More often than not, we simply count heads. Usually this means that we’re essentially counting how many people are in the same room together. The problem with counting heads is that it hardly gets at missional progress. For instance, what if a new church plant gathers a thousand people BUT nine hundred and ninety-five of them are transfers from other churches? Yes, this may be nuanced, and perhaps hundreds of people in the area were going to drop out of many of the local churches anyway? But in general, it is likely the least effective metric we might apply. Simply counting heads is hardly the most responsible metric for assessing missionary progress.
When I was doing my doctoral research, I interviewed a handful of leaders who were planting “house churches.” A house church or small group is going to have a low number of people in a room together. However, I asked them about their ratio or percentage of new believers or lost people vs. already believers in their church planting effort. 8 out of 10 estimated they had more than fifty percent new believers or lost people.
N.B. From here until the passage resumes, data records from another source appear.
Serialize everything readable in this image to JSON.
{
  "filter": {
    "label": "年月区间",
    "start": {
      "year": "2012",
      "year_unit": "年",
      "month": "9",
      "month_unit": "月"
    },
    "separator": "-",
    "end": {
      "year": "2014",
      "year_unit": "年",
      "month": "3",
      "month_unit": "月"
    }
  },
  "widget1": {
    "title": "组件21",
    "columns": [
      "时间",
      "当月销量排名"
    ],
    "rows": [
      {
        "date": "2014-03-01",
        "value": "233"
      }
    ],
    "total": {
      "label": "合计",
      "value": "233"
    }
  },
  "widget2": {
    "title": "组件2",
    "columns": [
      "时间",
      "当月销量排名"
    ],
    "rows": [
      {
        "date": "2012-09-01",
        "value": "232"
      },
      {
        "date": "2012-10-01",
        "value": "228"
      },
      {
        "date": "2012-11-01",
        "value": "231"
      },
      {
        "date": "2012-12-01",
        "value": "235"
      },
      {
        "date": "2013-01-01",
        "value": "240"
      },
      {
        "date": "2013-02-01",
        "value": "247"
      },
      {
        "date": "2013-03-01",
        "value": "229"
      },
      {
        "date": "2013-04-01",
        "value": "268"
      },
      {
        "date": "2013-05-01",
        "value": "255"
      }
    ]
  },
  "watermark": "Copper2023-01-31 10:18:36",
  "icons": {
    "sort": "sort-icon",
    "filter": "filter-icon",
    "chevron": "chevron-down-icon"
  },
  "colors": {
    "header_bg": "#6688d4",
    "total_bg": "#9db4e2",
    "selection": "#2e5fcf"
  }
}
These sort of communities largely fly “under the radar” because of their small size, but their impact may be significant. BUT only when we reconsider applying a different metric.
IF we want to use counting for discerning our stewardship, determining the ratio of lost people & new believers to already believers who join the ministry may be far more helpful to clarify missionary impact. However, I do think there are also other (non-numerical) metrics that may help us evaluate our use of resources. Another metric is listening to stories of transformation. We may shy away from this because this approach doesn’t fit on a spreadsheet, but if we hear a steady stream of stories of lives changed (or changing) as a result of the Gospel, this may represent a significant impact for God’s Kingdom.
One of the metrics that I’ve been applying to my own ministry is asking whether “indigenous” believers are reproducing ministry. It’s difficult to put this on a spreadsheet as well, but I often ask this question self-critically. Are new (or restored) believers reproducing compassionate service and evangelism among their relationships? For me, this evaluation determines whether something truly lives beyond my immediate influence. Evaluating my own ministry impact on this basis has also helped to refine & refocus my ministry to work towards this outcome. It’s not hard to find ourselves serving people for long periods of time who only passively receive our services, so focusing on reproduction has helped me to make changes and adjust my primary focus as I serve others.
We could continue to list possible metrics that demonstrate a greater faithfulness to our calling, but the greatest one of all is just that — faithfulness. Some sow, and sometimes others reap. I’m thankful that in many of the hot spots for church growth around the world today, there were first missionaries who labored to cultivate the soil through decades of faithful service in (then) resistant fields. Just as many missionaries laid the foundations for movements decades after them in Africa or China, similar cultivating work needs to be conducted in Post-Christendom Europe and North America.
Applying metrics to the missionary endeavor is a reality, and applying metrics to missionary service is often rooted in good intentions — in values of stewardship and mutual responsibility. However, if we are to be honest, we haven’t always done well in this regard. There is a problem with our metrics, but we may find that applying a different metric changes our whole perspective.